Anecdotally, studying a bit about quantum physics (right…), I remembered a little exercise my feng shui advisor showed me, by placing a pendulum over one of my palms, the pendulum moved in a circular fashion. Moved it to the other palm, it swung back and forth like a metronome. Then flipping my hands over and allowing the pendulum to move (on its own), the opposite action occured, namely the palm that created the circular motion and now on the backhand, it was moving back and forth, like the other palm. Even the most feeble mind can wonder about this. Something was causing the movement, and it wasn’t the inanimate pendulum. I was emitting something to manifest the movement. But not one movement but two distinct movements. My advisor said that we emit energy, causing things to happen around us. And as we emit it we also receive. And in different types and ways.
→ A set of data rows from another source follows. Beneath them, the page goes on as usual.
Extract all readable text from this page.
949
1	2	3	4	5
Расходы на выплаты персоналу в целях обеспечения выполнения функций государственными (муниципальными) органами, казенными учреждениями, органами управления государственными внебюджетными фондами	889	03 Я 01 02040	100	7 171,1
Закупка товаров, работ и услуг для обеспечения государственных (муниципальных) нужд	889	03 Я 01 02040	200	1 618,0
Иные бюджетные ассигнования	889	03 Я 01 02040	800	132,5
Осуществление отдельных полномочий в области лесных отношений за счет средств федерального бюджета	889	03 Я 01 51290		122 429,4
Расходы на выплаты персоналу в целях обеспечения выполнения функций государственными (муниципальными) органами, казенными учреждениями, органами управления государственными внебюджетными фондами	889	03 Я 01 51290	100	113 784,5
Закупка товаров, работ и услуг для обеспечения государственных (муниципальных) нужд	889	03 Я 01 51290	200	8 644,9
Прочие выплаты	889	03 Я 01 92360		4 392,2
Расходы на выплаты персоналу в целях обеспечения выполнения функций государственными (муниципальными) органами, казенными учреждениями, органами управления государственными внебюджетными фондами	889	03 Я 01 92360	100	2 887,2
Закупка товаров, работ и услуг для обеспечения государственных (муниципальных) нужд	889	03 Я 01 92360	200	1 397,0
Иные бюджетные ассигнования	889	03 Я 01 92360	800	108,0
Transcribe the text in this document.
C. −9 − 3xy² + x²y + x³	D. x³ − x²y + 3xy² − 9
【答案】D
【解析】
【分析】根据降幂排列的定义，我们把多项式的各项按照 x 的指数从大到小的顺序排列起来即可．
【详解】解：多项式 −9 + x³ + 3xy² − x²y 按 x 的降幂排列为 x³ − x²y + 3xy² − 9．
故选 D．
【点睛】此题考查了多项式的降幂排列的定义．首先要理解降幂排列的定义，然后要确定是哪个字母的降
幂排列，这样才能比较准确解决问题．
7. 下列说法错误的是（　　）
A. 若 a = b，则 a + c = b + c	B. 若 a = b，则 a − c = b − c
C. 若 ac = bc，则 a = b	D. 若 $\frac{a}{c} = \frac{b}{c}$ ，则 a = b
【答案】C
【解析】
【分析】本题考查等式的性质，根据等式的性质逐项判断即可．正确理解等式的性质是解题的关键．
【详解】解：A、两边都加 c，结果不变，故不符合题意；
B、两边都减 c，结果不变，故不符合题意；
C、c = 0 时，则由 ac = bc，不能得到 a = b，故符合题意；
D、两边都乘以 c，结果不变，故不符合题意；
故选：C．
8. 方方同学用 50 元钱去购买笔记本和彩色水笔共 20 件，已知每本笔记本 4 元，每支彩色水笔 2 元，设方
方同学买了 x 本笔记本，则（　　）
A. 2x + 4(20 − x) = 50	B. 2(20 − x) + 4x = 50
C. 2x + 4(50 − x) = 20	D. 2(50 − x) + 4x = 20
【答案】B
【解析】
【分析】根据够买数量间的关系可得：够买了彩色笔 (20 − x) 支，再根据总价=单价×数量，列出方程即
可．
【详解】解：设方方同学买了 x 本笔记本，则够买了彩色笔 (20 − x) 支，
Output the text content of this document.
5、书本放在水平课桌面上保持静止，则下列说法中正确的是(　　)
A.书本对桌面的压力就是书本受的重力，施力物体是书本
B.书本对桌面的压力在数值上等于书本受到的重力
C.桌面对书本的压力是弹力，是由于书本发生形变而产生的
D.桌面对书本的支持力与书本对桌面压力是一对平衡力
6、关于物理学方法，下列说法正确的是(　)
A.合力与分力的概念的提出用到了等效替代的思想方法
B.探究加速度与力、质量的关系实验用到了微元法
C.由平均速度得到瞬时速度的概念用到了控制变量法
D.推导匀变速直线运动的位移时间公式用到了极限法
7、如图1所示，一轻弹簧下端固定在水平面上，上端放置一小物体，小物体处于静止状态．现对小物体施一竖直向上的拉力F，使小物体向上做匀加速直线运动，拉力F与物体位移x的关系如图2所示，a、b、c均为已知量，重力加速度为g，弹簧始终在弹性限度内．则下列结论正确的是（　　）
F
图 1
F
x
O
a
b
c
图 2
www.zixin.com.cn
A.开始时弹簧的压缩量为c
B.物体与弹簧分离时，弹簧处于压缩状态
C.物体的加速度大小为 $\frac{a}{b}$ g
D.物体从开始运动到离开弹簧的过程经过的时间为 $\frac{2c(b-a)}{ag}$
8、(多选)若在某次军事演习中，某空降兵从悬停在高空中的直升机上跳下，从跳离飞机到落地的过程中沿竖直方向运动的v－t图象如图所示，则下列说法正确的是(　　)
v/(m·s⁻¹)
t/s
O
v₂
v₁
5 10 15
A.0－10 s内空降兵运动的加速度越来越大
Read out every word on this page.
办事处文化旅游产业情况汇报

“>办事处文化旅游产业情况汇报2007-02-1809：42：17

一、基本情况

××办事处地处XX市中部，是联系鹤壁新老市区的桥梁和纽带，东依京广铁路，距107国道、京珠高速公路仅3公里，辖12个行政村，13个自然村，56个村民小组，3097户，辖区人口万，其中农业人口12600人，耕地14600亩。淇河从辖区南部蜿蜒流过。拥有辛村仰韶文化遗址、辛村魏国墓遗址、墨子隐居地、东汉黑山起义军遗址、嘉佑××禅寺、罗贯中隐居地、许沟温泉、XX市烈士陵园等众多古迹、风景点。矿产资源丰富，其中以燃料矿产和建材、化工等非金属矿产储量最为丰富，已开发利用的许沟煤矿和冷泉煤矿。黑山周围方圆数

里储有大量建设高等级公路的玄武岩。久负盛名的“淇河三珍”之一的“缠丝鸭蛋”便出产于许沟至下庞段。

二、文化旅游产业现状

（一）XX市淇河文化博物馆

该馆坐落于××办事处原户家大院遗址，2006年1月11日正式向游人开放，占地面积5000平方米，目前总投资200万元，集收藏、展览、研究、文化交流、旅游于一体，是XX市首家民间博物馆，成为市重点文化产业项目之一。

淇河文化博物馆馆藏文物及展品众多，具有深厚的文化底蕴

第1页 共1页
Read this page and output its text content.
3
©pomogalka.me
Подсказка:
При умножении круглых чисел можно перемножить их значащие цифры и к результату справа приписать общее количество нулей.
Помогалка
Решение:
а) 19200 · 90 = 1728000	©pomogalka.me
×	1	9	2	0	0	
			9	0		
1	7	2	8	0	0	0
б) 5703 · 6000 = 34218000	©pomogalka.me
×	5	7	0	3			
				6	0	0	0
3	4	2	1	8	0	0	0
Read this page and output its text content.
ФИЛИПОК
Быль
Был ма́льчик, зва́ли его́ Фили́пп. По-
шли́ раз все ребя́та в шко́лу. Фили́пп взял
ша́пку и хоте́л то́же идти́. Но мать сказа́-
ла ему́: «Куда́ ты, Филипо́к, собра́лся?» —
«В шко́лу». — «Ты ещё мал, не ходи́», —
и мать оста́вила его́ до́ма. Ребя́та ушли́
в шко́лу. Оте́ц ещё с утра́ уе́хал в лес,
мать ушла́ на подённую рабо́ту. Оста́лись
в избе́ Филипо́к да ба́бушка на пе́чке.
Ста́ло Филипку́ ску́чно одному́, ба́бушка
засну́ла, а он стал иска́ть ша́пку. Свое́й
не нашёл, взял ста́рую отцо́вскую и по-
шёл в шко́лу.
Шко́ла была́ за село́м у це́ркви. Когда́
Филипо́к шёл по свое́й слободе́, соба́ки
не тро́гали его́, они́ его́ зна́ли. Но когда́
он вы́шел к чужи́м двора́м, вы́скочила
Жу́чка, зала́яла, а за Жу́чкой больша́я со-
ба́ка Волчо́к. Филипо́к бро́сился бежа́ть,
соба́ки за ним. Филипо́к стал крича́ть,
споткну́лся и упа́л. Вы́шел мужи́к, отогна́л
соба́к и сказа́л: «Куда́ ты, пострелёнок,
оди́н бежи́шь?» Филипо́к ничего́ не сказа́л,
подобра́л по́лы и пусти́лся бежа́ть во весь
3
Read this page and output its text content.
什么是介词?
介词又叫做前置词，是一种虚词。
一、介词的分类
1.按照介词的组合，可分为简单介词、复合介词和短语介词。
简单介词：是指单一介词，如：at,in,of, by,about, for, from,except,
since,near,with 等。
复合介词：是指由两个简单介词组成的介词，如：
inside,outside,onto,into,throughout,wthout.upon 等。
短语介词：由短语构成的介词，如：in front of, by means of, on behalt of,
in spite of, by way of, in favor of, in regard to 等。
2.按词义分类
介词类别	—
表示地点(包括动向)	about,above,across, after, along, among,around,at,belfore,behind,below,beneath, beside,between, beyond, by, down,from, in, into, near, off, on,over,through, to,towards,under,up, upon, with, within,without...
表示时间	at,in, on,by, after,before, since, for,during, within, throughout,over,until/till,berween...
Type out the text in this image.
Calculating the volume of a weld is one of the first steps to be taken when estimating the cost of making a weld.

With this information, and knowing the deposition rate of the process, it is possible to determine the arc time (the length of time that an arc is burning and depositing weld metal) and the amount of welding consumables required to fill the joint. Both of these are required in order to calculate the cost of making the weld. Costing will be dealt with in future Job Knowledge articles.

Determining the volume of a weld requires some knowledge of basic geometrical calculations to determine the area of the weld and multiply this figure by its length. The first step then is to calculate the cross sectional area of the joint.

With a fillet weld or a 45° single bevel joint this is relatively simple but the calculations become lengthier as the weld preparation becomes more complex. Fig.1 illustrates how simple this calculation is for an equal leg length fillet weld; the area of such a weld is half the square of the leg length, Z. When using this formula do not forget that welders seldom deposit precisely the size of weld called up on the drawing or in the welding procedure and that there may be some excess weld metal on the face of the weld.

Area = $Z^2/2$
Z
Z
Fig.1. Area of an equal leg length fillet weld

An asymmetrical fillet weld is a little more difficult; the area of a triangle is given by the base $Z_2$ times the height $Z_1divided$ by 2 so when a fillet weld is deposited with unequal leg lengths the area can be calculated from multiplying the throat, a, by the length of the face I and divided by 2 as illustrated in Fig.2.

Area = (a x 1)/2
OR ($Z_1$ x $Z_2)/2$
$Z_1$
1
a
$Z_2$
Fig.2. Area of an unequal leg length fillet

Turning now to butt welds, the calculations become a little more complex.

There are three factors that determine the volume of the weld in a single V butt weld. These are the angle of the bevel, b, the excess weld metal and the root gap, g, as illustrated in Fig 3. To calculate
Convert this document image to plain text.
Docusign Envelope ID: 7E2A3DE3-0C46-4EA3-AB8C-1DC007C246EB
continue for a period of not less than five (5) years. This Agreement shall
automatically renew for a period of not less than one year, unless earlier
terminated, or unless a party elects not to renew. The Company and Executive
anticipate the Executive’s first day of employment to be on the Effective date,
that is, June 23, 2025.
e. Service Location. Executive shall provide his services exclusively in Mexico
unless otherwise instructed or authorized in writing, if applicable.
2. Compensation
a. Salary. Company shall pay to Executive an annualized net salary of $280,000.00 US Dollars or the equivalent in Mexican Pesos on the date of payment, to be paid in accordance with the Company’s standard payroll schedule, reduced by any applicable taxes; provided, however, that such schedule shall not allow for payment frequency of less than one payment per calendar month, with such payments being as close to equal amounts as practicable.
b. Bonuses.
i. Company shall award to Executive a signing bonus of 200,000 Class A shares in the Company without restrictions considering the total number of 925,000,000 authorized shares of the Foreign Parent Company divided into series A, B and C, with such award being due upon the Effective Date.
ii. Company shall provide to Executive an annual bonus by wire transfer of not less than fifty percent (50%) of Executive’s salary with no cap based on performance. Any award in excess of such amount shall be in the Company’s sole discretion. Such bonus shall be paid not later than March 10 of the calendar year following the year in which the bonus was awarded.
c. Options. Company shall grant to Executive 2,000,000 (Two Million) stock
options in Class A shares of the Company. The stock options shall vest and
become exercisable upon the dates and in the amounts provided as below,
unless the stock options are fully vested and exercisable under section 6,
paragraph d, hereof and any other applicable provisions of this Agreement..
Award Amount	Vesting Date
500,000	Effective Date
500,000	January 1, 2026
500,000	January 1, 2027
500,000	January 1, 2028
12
And then take it back to the Secret. I guess it’s not just the quantity of the energy that radiates, but also the quality. Certainly I believe we cast of some type of energy field, but can it be right that if I send out something it will attract something back of similar nature? Whether right or wrong, there is a bit of logic here. But I am convinced we do have an energy that we exude. In fact, my kids demonstrated the exercise for their science classes.
This is definitely not an endorsement of a book, or even of the psyche ward. It became another epiphany. Could I change the domino downer by shifting my thoughts to what I dream for in the future, rather than dwell in the doldrums of my mind about the past and present? And those thoughts and vibes attract the same type of energy, so good stuff (love, happiness, health, wealth, etc) comes back my way? Well, it was worth a try but not easy for someone who has seen, in fact lived, in a glass half empty.
So I thought of what I desired and, as suggested in the book, visualized it as though you have it, it is there, you can embrace it, whatever it may be. Maybe simple, but thru the nite, I wanted two people to call me on the phone, whom I have been trying to reach for months, having left growingly frustrated messages. But with good mental intentions that evening, I envisaged having the most delightful conversation with both the following day. Next morning, the phone rings…twice. Back to back, after months, both folks called, and yes the calls were great. Circumstantial? Curious? Coincidental? Possibly. But very weird. Mind over matter? You tell me.
But there is something to be said about thinking and wishing forward, underscore wishing, rather than thinking and sinking into continued and deeper shit. Maybe a bit idealistic, reckless, frothy, trippy, yet certainly healthier than the flip side. I know the downer causes further downers, and seems like everything just steamrolls in the same direction. So let’s reverse the conditions, at least in one’s mind. And then the energy field thing … thank you, feng shui, for showing me.
So, as I finished the book in a single sitting, I concluded that there was a reason that the father son team in waiting room had the book and I just happened to notice it. Maybe coincidental, but for this particular mind, it became like a touch of magic, or good energy, to grasp on to. Even if this is a mere temporary upper, I will enjoy it (and believe it ) as I can.